The modes 𝑀 as well as the test sequences are selected as described in Malkin et al. (2022) . The policy for all methods is parameterized by a Transformer (Vaswani et al., 2017) with 3 layers, dimension 64, and 8 attention heads. All methods are trained for 50,000 iterations with minibatch size of 16 using Adam optimizer. For GFlowNets with FM objective as well as the baselines, we use the exact same implementation and hyperparameters reported in Malkin et al. (2022) . For TB and SubTB(𝜆), we pick the best learning rate from {0.0075, 0.001, 0.001, 0.003, 0.005} for forward logits, and for Z, use a learning rate of 10× the learning rate for forward logits. For SubTB(𝜆), we found the best 𝜆 value of 1.9 from the values {0.8, 0.9, 1.1, 1.3, 1.5, 1.7, 1.9, 2.0}.

D EXPERIMENT DETAILS: ANTIMICROBIAL PEPTIDE GENERATION

Following Malkin et al. (2022) we use the following amino acids: ['A', 'C', 'D', 'E', 'F', 'G', 'H', 'I', 'K', 'L', 'M', 'N', 'P', 'Q', 'R', 'S', 'T', 'V', 'W', 'Y']. We take 6438 known AMP sequences and 9522 non-AMP sequences from the DBAASP database Pirtskhalava et al. (2021) . The classifier that serves as the proxy reward function is trained on this dataset, using 20% of the data as the validation set. The reward model is a Transformer, with 4 hidden layers, hidden dimension 64, and 8 attention heads. We train it with a minibatch of size 256, with learning rate 10 -4 , and with early stopping on the validation set. We use a Transformer with 3 hidden layers with hidden dimension 64 with 8 attention heads as the architecture of the policy for all methods. All methods are trained for 20, 000 iterations, with a minibatch size of 16, using the reported hyperparameters for all the baselines from (Malkin et al., 2022) . For TB and SubTB(𝜆), we pick the best learning rates from {0.005, 0.007, 0.01, 0.03, 0.05, 0.07} for forward logits and from {0.007, 0.01, 0.03, 0.05} for log 𝑍. For SubTB(𝜆), the best performing 𝜆 value of 1.9 chosen from {0.9, 0.99, 1.1, 1.2, 1.3, 1.4, 1.6, 1.7, 1.8, 1.9, 2.0} is used.

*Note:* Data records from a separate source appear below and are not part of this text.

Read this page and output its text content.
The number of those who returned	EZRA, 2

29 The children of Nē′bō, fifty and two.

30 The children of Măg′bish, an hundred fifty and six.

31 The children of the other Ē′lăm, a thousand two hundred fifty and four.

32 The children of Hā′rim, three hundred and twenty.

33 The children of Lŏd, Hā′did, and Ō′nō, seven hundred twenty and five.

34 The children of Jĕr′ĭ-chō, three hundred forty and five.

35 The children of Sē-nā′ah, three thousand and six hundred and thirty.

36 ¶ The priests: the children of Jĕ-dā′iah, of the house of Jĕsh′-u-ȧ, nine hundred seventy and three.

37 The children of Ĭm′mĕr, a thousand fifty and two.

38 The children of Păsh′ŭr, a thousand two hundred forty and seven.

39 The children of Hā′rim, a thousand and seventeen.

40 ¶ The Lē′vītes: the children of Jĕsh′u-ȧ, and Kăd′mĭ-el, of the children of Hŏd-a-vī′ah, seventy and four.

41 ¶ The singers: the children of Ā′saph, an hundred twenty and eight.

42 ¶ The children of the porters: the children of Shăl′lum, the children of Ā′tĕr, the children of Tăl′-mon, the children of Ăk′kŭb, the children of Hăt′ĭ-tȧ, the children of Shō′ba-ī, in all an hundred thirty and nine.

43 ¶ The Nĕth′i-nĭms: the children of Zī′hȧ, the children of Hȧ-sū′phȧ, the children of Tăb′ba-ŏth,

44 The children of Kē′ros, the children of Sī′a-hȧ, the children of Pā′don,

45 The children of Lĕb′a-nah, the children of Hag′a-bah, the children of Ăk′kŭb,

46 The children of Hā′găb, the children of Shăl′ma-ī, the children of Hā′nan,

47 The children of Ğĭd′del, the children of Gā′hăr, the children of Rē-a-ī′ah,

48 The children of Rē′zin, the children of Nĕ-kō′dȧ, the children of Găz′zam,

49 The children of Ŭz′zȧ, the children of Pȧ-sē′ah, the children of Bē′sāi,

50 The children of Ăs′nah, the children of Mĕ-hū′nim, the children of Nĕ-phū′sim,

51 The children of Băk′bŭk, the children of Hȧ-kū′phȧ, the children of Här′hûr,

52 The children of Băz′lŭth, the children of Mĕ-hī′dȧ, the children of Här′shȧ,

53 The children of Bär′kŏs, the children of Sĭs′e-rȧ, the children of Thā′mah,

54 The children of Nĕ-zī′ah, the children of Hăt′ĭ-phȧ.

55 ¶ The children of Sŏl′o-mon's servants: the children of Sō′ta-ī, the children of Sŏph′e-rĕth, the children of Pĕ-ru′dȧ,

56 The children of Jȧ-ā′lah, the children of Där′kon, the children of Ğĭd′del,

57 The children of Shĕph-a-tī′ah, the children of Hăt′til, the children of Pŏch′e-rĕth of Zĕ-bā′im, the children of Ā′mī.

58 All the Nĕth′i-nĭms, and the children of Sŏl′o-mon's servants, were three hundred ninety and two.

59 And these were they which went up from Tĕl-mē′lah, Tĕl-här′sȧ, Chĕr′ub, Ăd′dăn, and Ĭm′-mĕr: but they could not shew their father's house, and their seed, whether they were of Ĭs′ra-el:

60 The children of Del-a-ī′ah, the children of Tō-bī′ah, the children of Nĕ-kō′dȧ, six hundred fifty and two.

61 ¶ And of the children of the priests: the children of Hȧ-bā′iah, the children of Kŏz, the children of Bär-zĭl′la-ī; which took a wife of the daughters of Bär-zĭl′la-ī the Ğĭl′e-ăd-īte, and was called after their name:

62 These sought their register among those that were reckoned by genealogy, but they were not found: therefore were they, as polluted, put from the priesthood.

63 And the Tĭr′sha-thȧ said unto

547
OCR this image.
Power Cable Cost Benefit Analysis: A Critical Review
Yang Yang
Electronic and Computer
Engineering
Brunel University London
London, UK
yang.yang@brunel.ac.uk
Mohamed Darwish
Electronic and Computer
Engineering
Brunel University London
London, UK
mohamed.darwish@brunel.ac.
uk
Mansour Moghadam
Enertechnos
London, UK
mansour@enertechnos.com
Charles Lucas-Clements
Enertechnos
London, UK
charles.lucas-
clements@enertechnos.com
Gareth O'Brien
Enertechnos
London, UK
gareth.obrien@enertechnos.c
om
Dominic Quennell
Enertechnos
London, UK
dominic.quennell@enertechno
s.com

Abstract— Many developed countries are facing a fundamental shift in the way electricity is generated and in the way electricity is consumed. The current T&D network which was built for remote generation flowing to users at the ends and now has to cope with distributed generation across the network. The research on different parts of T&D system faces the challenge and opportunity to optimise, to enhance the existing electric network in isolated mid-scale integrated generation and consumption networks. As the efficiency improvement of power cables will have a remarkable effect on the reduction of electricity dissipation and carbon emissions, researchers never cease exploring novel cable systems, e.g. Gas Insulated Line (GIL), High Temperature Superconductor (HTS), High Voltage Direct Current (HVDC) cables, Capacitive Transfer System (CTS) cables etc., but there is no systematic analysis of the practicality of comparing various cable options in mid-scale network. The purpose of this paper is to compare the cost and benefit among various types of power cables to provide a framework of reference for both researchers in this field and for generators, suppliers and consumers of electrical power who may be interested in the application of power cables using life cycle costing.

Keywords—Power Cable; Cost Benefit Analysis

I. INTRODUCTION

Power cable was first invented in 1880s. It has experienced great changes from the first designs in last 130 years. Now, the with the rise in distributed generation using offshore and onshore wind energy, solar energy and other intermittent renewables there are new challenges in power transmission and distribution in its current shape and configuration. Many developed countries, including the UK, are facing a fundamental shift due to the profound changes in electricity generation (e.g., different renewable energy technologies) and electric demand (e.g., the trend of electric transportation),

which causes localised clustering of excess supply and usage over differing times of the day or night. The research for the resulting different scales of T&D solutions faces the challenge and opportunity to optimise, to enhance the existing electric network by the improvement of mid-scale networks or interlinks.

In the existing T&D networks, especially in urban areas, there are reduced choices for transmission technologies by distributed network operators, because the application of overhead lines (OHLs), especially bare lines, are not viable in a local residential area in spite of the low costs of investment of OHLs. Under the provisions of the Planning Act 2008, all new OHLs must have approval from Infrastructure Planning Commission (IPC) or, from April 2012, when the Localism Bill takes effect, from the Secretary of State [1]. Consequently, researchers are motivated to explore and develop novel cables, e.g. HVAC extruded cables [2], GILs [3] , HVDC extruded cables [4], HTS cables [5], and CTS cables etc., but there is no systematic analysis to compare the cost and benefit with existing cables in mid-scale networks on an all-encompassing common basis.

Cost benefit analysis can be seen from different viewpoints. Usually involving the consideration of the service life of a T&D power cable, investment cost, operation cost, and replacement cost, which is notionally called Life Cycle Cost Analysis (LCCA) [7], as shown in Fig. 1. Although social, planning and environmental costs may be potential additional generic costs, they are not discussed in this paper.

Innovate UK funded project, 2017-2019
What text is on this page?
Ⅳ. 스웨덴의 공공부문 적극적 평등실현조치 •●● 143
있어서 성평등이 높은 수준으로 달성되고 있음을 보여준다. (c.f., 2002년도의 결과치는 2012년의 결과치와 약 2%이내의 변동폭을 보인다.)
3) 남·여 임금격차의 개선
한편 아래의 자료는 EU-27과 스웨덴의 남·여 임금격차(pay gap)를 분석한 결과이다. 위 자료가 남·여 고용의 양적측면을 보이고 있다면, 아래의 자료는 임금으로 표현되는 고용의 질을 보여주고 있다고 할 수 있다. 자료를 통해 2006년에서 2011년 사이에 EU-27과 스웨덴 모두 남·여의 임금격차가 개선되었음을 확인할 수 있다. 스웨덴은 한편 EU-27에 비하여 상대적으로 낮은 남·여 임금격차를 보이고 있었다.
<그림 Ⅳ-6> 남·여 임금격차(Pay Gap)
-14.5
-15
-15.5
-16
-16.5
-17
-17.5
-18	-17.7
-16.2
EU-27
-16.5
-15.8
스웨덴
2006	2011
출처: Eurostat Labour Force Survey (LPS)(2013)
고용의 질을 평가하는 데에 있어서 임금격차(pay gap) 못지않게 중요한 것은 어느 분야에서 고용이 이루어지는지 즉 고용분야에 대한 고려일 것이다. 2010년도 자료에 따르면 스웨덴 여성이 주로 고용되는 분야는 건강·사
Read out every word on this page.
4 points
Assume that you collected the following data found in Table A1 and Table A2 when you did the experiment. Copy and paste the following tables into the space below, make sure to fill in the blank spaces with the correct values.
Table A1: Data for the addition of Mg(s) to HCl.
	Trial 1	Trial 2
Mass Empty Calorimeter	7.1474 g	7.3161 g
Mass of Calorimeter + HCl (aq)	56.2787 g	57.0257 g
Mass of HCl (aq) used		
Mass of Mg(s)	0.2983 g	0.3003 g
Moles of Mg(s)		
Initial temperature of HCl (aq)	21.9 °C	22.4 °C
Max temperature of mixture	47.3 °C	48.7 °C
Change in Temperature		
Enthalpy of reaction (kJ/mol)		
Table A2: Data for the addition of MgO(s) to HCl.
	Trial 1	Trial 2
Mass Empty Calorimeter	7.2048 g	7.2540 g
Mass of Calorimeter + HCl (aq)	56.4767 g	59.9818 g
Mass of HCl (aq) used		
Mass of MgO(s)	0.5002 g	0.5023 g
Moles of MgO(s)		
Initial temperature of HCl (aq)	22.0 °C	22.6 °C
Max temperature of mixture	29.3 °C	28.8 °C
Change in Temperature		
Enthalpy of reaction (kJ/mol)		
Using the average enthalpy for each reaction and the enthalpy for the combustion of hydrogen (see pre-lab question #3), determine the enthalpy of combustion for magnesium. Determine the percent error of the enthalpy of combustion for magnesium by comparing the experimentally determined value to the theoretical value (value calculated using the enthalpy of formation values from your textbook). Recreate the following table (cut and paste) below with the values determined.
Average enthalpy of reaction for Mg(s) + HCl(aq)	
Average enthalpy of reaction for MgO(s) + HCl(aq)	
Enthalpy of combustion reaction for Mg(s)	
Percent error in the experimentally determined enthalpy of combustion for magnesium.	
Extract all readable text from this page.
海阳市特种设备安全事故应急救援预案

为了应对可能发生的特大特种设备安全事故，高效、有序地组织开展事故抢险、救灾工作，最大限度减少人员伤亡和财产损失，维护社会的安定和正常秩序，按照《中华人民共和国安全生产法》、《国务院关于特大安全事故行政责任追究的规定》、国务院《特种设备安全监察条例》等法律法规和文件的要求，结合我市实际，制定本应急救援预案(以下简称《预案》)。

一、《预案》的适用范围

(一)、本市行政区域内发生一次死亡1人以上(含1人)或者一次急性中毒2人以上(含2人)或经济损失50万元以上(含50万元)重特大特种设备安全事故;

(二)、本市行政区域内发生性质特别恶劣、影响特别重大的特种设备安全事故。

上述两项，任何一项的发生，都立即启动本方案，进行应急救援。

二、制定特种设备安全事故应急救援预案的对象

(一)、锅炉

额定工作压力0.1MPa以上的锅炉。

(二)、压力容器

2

E EXPERIMENT DETAILS: FLUORESCENT PROTEIN GENERATION

We consider a variant of the GFP task from Trabucco et al. (2022) . The vocabulary of amino acids is the same as §D: ['A', 'C', 'D', 'E', 'F', 'G', 'H', 'I', 'K', 'L', 'M', 'N', 'P', 'Q', 'R', 'S', 'T', 'V', 'W', 'Y']. Following Trabucco et al. (2022) , we consider the dataset of 56,086 proteins from Sarkisyan et al. ( 2016) processed based on Brookes et al. (2019) . Each protein is accompanied by a score quantifying its fluorescence. As with the AMP data, we keep 20% of the data as a validation set used for early-stopping. The regressor trained with the dataset is a Transformer, with 4 hidden layers, hidden dimension 64, and 8 attention heads. We train it with a minibatch of size 256, with learning rate 10 -4 , with early stopping on the validation set. The architecture of the policy for all methods is a Transformer with 3 hidden layers with hidden dimension 64 with 8 attention heads. All methods are trained for 20, 000 iterations, with a minibatch size of 16. We use the same implementation for all methods as the ones used in §D.